Conformément aux articles 372 alinéa 1 et 373-2 alinéa 1 du même code, les père et mère exercent en commun l’autorité parentale, la séparation des parents étant sans incidence sur les règles de dévolution de l’exercice de cette autorité.
En l’espèce, au regard de l’article 372 précité et de l’acte de naissance des deux enfants mineures communes, il est constaté que l’exercice dl’autorité parentale à l’égard de ces dernières s’exerce en commun, aucun parent n’ayant remis en cause ce principe à l’audience.
Il est rappelé que l’exercice en commun de l’autorité parentale implique que les parents doivent, jusqu’à la majorité des enfants : prendre ensemble les décisions importantes concernant la santé, l’orientation scolaire, et l’éducation religieuse éventuelle, s’informer réciproquement, dans le souci d’une indispensable communication, sur l’organisation de la vie scolaire, médicale, sportive, culturelle et de loisirs de l’enfant, permettre les échanges de l’enfant avec l’autre parent, dans le respect du cadre et des choix.
SUR LA FIXATION DE LA RÉSIDENCE HABITUELLE DE L’ENFANT :
Aux termes de l’article 373-2-9 du code civil, la résidence de l’enfant peut être fixée en alternance au domicile de chacun des parents ou au domicile de l’un d’entre eux.
En application de l’article 373-2 du même code, chacun des père et mère doit maintenir des relations personnelles avec l’enfant et respecter les liens de celui-ci avec l’autre parent.
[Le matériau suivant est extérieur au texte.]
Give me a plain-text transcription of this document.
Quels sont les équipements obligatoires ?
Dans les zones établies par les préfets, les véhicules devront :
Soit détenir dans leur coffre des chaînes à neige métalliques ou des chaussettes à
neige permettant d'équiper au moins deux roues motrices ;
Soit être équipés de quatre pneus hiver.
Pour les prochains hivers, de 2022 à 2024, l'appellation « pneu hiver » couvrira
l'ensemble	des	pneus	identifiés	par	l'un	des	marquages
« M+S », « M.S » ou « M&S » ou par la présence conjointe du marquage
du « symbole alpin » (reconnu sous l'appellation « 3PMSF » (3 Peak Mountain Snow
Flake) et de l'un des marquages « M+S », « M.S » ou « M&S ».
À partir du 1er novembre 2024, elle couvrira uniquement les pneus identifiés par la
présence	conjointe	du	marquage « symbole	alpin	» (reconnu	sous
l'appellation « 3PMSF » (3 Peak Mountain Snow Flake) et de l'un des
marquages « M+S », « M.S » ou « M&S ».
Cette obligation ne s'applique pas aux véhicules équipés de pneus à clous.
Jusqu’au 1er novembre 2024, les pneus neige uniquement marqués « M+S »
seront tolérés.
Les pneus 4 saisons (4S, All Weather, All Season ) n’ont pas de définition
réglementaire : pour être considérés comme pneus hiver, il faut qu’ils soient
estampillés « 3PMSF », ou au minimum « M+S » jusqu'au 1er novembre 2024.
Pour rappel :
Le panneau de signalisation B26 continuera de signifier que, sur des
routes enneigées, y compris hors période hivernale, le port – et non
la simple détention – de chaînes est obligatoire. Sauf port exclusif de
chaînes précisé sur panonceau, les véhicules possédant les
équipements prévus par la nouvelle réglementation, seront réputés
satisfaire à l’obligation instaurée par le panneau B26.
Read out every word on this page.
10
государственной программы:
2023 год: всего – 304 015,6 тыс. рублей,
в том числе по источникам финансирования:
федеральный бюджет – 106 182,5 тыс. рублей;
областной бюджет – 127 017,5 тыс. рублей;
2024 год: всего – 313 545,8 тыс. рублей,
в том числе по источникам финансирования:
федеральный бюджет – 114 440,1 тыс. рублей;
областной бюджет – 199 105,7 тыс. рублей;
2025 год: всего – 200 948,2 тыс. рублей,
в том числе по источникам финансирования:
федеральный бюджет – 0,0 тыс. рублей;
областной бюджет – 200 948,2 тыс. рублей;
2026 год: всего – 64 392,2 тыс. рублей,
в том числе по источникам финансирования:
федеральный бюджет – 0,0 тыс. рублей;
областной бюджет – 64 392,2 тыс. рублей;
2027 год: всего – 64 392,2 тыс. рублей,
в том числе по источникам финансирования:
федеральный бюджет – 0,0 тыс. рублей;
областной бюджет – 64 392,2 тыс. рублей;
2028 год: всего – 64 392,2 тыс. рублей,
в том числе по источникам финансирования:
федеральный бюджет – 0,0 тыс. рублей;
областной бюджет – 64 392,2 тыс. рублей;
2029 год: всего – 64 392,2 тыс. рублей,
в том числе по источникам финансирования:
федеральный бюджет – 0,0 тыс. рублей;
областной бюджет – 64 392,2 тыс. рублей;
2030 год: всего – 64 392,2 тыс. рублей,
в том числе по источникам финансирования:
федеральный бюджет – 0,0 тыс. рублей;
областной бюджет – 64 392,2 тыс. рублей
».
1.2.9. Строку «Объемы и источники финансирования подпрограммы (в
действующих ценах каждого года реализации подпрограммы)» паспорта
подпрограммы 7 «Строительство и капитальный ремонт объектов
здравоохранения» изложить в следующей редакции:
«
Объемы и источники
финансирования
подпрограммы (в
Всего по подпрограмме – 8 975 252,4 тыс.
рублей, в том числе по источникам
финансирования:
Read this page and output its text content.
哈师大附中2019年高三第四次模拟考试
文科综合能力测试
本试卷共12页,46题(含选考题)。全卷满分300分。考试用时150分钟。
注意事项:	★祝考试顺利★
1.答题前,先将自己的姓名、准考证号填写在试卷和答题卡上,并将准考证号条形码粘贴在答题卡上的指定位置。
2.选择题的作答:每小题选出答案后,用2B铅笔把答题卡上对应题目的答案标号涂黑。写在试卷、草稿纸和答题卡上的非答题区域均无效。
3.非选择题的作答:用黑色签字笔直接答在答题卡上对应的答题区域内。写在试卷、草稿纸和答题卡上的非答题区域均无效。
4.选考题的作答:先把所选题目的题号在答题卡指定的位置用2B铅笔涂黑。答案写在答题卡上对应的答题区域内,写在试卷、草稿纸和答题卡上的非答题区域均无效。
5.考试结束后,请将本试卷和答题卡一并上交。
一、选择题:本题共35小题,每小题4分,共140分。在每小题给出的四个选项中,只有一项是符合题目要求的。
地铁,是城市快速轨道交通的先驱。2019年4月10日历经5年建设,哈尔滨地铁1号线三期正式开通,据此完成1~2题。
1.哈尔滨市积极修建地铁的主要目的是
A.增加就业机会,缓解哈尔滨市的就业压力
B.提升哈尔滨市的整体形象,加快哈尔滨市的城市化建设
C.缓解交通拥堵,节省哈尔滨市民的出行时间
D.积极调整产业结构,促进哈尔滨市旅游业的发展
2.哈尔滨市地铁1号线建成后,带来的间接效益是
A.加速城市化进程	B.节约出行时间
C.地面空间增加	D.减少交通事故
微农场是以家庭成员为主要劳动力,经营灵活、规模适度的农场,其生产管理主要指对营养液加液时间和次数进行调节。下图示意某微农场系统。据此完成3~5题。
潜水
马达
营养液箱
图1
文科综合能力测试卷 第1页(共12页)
En application de l’article 373-2-11 du code civil, le juge prend notamment en considération la pratique que les parents avaient précédemment suivie ou les accords qu’ils avaient pu antérieurement conclure, les sentiments exprimés par l’enfant et son âge, l’aptitude de chacun des parents à assumer ses devoirs et respecter les droits de l’autre, le résultat des expertises éventuellement effectuées et les renseignements éventuellement recueillis dans l’enquête sociale, ainsi que les pressions ou violences exercées par l’un des parents sur la personne de l’autre.
Compte tenu de la pratique suivie jusqu’à l’audience et de l’accord des parties, il convient de fixer, dans leur intérêt, la résidence habituelle des deux enfants mineures au domicile de Madame X Y. SUR LE DROIT DE VISITE ET D’HÉBERGEMENT :
Il convient de rappeler que l orsque la résidence de l’enfant est fixée au domicile de l’un des parents, le juge aux affaires familiales statue sur les modalités du droit de visite de l’autre parent.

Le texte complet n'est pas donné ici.